L’Unione europea non ha agito fin ora senza considerare la possibilità di recuperare una buona parte dei benefici economici elargiti in modo diretto o indiretto. Una delle possibilità è una patrimoniale a livello comunitario.
I fondi approntati fin dai primi mesi del 2021 non siano che prestiti da ripagare con tasse che vengono gestite dai governi nazionali.
L’Unione europea per trovare i soldi vuole tassare ciò che rientra nelle sue competenze. Al momento stando ai Trattati, non può farlo, perché il fisco è una prerogativa dei singoli Stati. Il Next Generation EU, meglio noto in Italia con il nome di Fondo per la ripresa, è un fondo dal valore di 750 miliardi di euro approvato nel luglio del 2020.
Per reperire il capitale l’Unione europea si è indebitata per la prima volta sui mercati. Una parte del debito pari a 385 miliardi di euro dipende dai prestiti fatti agli Stati membri mentre i restanti 338 miliardi sono sovvenzioni a fondo perduto. Sono questi in particolare che la Commissione Ue dovrà riuscire a fare rientrare.
Le norme che lo hanno costituito prevedono anche che il Consiglio dei ministri Ue può aumentare le risorse a propria disposizione, se ciò è necessario al «buon funzionamento del mercato unico o per raggiungere obiettivi ambientali».

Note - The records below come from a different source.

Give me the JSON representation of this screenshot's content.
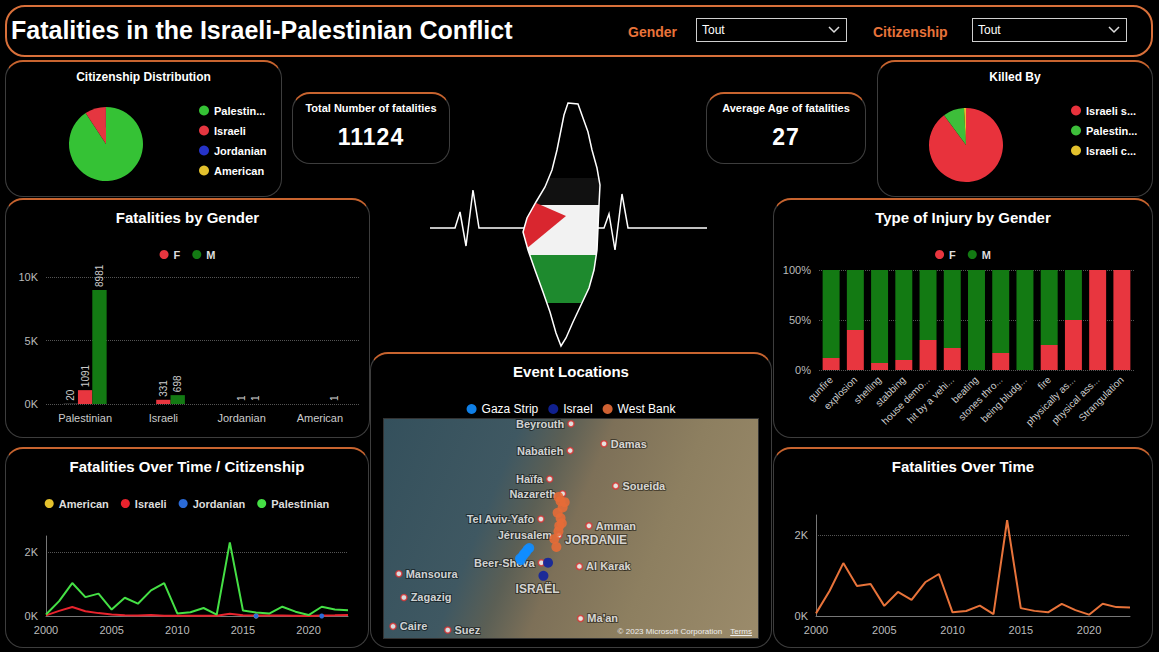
{
  "header": {
    "title": "Fatalities in the Israeli-Palestinian Conflict",
    "filters": [
      {
        "label": "Gender",
        "value": "Tout"
      },
      {
        "label": "Citizenship",
        "value": "Tout"
      }
    ]
  },
  "cards": [
    {
      "title": "Total Number of fatalities",
      "value": 11124
    },
    {
      "title": "Average Age of fatalities",
      "value": 27
    }
  ],
  "chart_data": [
    {
      "type": "pie",
      "title": "Citizenship Distribution",
      "categories": [
        "Palestin...",
        "Israeli",
        "Jordanian",
        "American"
      ],
      "values": [
        10092,
        1029,
        2,
        1
      ],
      "colors": [
        "#35c235",
        "#e53640",
        "#2633c8",
        "#e3c12d"
      ],
      "legend": "right"
    },
    {
      "type": "pie",
      "title": "Killed By",
      "categories": [
        "Israeli s...",
        "Palestin...",
        "Israeli c..."
      ],
      "values": [
        10000,
        1028,
        96
      ],
      "colors": [
        "#e8323c",
        "#3dbe3a",
        "#e3c12d"
      ],
      "legend": "right"
    },
    {
      "type": "bar",
      "title": "Fatalities by Gender",
      "categories": [
        "Palestinian",
        "Israeli",
        "Jordanian",
        "American"
      ],
      "series": [
        {
          "color": "#8a8a8a",
          "values": [
            20,
            null,
            null,
            null
          ]
        },
        {
          "name": "F",
          "color": "#e8363f",
          "values": [
            1091,
            331,
            1,
            null
          ]
        },
        {
          "name": "M",
          "color": "#137a13",
          "values": [
            8981,
            698,
            1,
            1
          ]
        }
      ],
      "ylim": [
        0,
        10000
      ],
      "yticks": [
        {
          "value": 0,
          "label": "0K"
        },
        {
          "value": 5000,
          "label": "5K"
        },
        {
          "value": 10000,
          "label": "10K"
        }
      ],
      "grid": true,
      "legend": "top",
      "data_labels": true
    },
    {
      "type": "bar",
      "title": "Type of Injury by Gender",
      "stacked": true,
      "categories": [
        "gunfire",
        "explosion",
        "shelling",
        "stabbing",
        "house demo...",
        "hit by a vehi...",
        "beating",
        "stones thro...",
        "being bludg...",
        "fire",
        "physically as...",
        "physical ass...",
        "Strangulation"
      ],
      "series": [
        {
          "name": "F",
          "color": "#e8363f",
          "values": [
            12,
            40,
            7,
            10,
            30,
            22,
            0,
            17,
            0,
            25,
            50,
            100,
            100
          ]
        },
        {
          "name": "M",
          "color": "#137a13",
          "values": [
            88,
            60,
            93,
            90,
            70,
            78,
            100,
            83,
            100,
            75,
            50,
            0,
            0
          ]
        }
      ],
      "ylim": [
        0,
        100
      ],
      "yticks": [
        {
          "value": 0,
          "label": "0%"
        },
        {
          "value": 50,
          "label": "50%"
        },
        {
          "value": 100,
          "label": "100%"
        }
      ],
      "grid": true,
      "legend": "top"
    },
    {
      "type": "line",
      "title": "Fatalities Over Time / Citizenship",
      "x": [
        2000,
        2001,
        2002,
        2003,
        2004,
        2005,
        2006,
        2007,
        2008,
        2009,
        2010,
        2011,
        2012,
        2013,
        2014,
        2015,
        2016,
        2017,
        2018,
        2019,
        2020,
        2021,
        2022,
        2023
      ],
      "series": [
        {
          "name": "American",
          "color": "#e3c12d",
          "marker": "circle",
          "values": [
            null,
            null,
            null,
            null,
            null,
            null,
            null,
            null,
            null,
            null,
            null,
            null,
            null,
            null,
            null,
            null,
            1,
            null,
            null,
            null,
            null,
            null,
            null,
            null
          ]
        },
        {
          "name": "Israeli",
          "color": "#e8232d",
          "values": [
            20,
            160,
            280,
            150,
            90,
            50,
            25,
            15,
            35,
            10,
            10,
            10,
            7,
            5,
            70,
            25,
            15,
            15,
            12,
            10,
            3,
            13,
            20,
            30
          ]
        },
        {
          "name": "Jordanian",
          "color": "#2b6bd8",
          "marker": "circle",
          "values": [
            null,
            null,
            null,
            null,
            null,
            null,
            null,
            null,
            null,
            null,
            null,
            null,
            null,
            null,
            null,
            null,
            1,
            null,
            null,
            null,
            null,
            1,
            null,
            null
          ]
        },
        {
          "name": "Palestinian",
          "color": "#45e045",
          "values": [
            45,
            465,
            1030,
            590,
            700,
            200,
            570,
            385,
            800,
            1030,
            80,
            115,
            250,
            40,
            2300,
            170,
            110,
            75,
            290,
            135,
            30,
            290,
            200,
            180
          ]
        }
      ],
      "xlim": [
        2000,
        2023
      ],
      "xticks": [
        2000,
        2005,
        2010,
        2015,
        2020
      ],
      "ylim": [
        0,
        2500
      ],
      "yticks": [
        {
          "value": 0,
          "label": "0K"
        },
        {
          "value": 2000,
          "label": "2K"
        }
      ],
      "grid": true,
      "legend": "top"
    },
    {
      "type": "line",
      "title": "Fatalities Over Time",
      "x": [
        2000,
        2001,
        2002,
        2003,
        2004,
        2005,
        2006,
        2007,
        2008,
        2009,
        2010,
        2011,
        2012,
        2013,
        2014,
        2015,
        2016,
        2017,
        2018,
        2019,
        2020,
        2021,
        2022,
        2023
      ],
      "values": [
        65,
        625,
        1310,
        740,
        790,
        250,
        595,
        400,
        835,
        1040,
        90,
        125,
        257,
        45,
        2370,
        195,
        127,
        90,
        302,
        145,
        33,
        304,
        220,
        210
      ],
      "color": "#e8733a",
      "xlim": [
        2000,
        2023
      ],
      "xticks": [
        2000,
        2005,
        2010,
        2015,
        2020
      ],
      "ylim": [
        0,
        2500
      ],
      "yticks": [
        {
          "value": 0,
          "label": "0K"
        },
        {
          "value": 2000,
          "label": "2K"
        }
      ],
      "grid": true
    }
  ],
  "map": {
    "title": "Event Locations",
    "lonlim": [
      31,
      40
    ],
    "latlim": [
      29.8,
      34
    ],
    "series": [
      {
        "name": "Gaza Strip",
        "color": "#118dff",
        "points": [
          [
            34.3,
            31.3
          ],
          [
            34.35,
            31.38
          ],
          [
            34.42,
            31.45
          ],
          [
            34.46,
            31.5
          ],
          [
            34.5,
            31.53
          ],
          [
            34.38,
            31.42
          ],
          [
            34.28,
            31.33
          ]
        ]
      },
      {
        "name": "Israel",
        "color": "#12239e",
        "points": [
          [
            34.84,
            31.0
          ],
          [
            34.95,
            31.25
          ]
        ]
      },
      {
        "name": "West Bank",
        "color": "#e66c37",
        "points": [
          [
            35.2,
            32.5
          ],
          [
            35.25,
            32.42
          ],
          [
            35.3,
            32.3
          ],
          [
            35.18,
            32.2
          ],
          [
            35.25,
            32.1
          ],
          [
            35.22,
            31.95
          ],
          [
            35.2,
            31.85
          ],
          [
            35.1,
            31.7
          ],
          [
            35.15,
            31.55
          ],
          [
            35.28,
            32.0
          ],
          [
            35.35,
            32.4
          ]
        ]
      }
    ],
    "places": [
      {
        "name": "Beyrouth",
        "lon": 35.5,
        "lat": 33.89,
        "kind": "city"
      },
      {
        "name": "Damas",
        "lon": 36.29,
        "lat": 33.51,
        "kind": "city"
      },
      {
        "name": "Nabatieh",
        "lon": 35.48,
        "lat": 33.38,
        "kind": "city"
      },
      {
        "name": "Haïfa",
        "lon": 34.99,
        "lat": 32.84,
        "kind": "city"
      },
      {
        "name": "Nazareth",
        "lon": 35.3,
        "lat": 32.56,
        "kind": "city"
      },
      {
        "name": "Soueida",
        "lon": 36.57,
        "lat": 32.71,
        "kind": "city"
      },
      {
        "name": "Tel Aviv-Yafo",
        "lon": 34.78,
        "lat": 32.08,
        "kind": "city"
      },
      {
        "name": "Amman",
        "lon": 35.93,
        "lat": 31.95,
        "kind": "city"
      },
      {
        "name": "Jérusalem",
        "lon": 35.21,
        "lat": 31.77,
        "kind": "city"
      },
      {
        "name": "Beer-Sheva",
        "lon": 34.79,
        "lat": 31.25,
        "kind": "city"
      },
      {
        "name": "JORDANIE",
        "lon": 36.1,
        "lat": 31.68,
        "kind": "country"
      },
      {
        "name": "Al Karak",
        "lon": 35.7,
        "lat": 31.18,
        "kind": "city"
      },
      {
        "name": "Mansoura",
        "lon": 31.38,
        "lat": 31.04,
        "kind": "city"
      },
      {
        "name": "Zagazig",
        "lon": 31.5,
        "lat": 30.59,
        "kind": "city"
      },
      {
        "name": "ISRAËL",
        "lon": 34.7,
        "lat": 30.75,
        "kind": "country"
      },
      {
        "name": "Caire",
        "lon": 31.24,
        "lat": 30.04,
        "kind": "city"
      },
      {
        "name": "Suez",
        "lon": 32.55,
        "lat": 29.97,
        "kind": "city"
      },
      {
        "name": "Ma'an",
        "lon": 35.73,
        "lat": 30.19,
        "kind": "city"
      }
    ],
    "credits": [
      "© 2023 Microsoft Corporation",
      "Terms"
    ]
  }
}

Ue e prestiti agli Stati: patrimoniale e tasse a livello comunitario per recuperarli
Le nuove risorse finanziarie possono essere ottenute così attraverso l’introduzione di tasse che non esistono a livello nazionale. Per quanto riguarda il nostro Paese nel mirino, potrebbero finire gli oltre 10 mila miliardi di euro di risparmi degli italiani, tra case, titoli e conti correnti.
È così che l’Unione europea può cominciare a comportarsi come uno Stato nazionale tassando uno degli elementi più simili e comuni a tutti i paesi membri: il patrimonio. Il potenziale delle entrate è enorme, fino al 10,8% del Pil europeo, pari a 1560 miliardi di euro. La misura coinvolgerebbe una percentuale esigua delle famiglie in un range compreso tra 1 e il 5%. I contribuenti dovrebbero pagare lo 0,3% annuo del proprio patrimonio, una tassa europea che si aggiungerebbe a quelle patrimoniali nazionali, da noi sotto forma imposta di bollo, l’IMU, le ipotecarie.
Dopo essersi indebitata, UE rischia di non riuscire a far fronte ai suoi impegni
La Commissione per i bilanci del Parlamento Ue, organo che prepara i testi di legge, ha formulato uno schema per ripagare questo debito attraverso gli Stati membri. Se le modalità devono ancora essere decise è anche vero che il piano prevede di ricavare 17 miliardi di euro all’anno da nuove imposte. Al momento si tratta soltanto di una bozza e in ogni caso i tempi non saranno brevi: l’emendamento al bilancio comunitario, una volta scritto, dovrà essere approvato dagli eurodeputati e dal Consiglio dei ministri Ue all’unanimità. Tra le altre ipotesi al vaglio un prelievo una tantum sulle ricchezze finanziarie. Tra queste rientrano i risparmi detenuti sui conti correnti, nei fondi pensione e in quelli assicurativi.
Insomma, dopo essersi indebitata, la Commissione rischia di non riuscire a far fronte ai suoi impegni. Al tempo stesso serviranno altre risorse per la transizione ecologica e per mitigare gli effetti dei cambiamenti climatici. Tutto fa pensare quindi a un futuro in cui per necessitò l’Unione europea dovrà trarre queste risorse dai patrimoni individuali.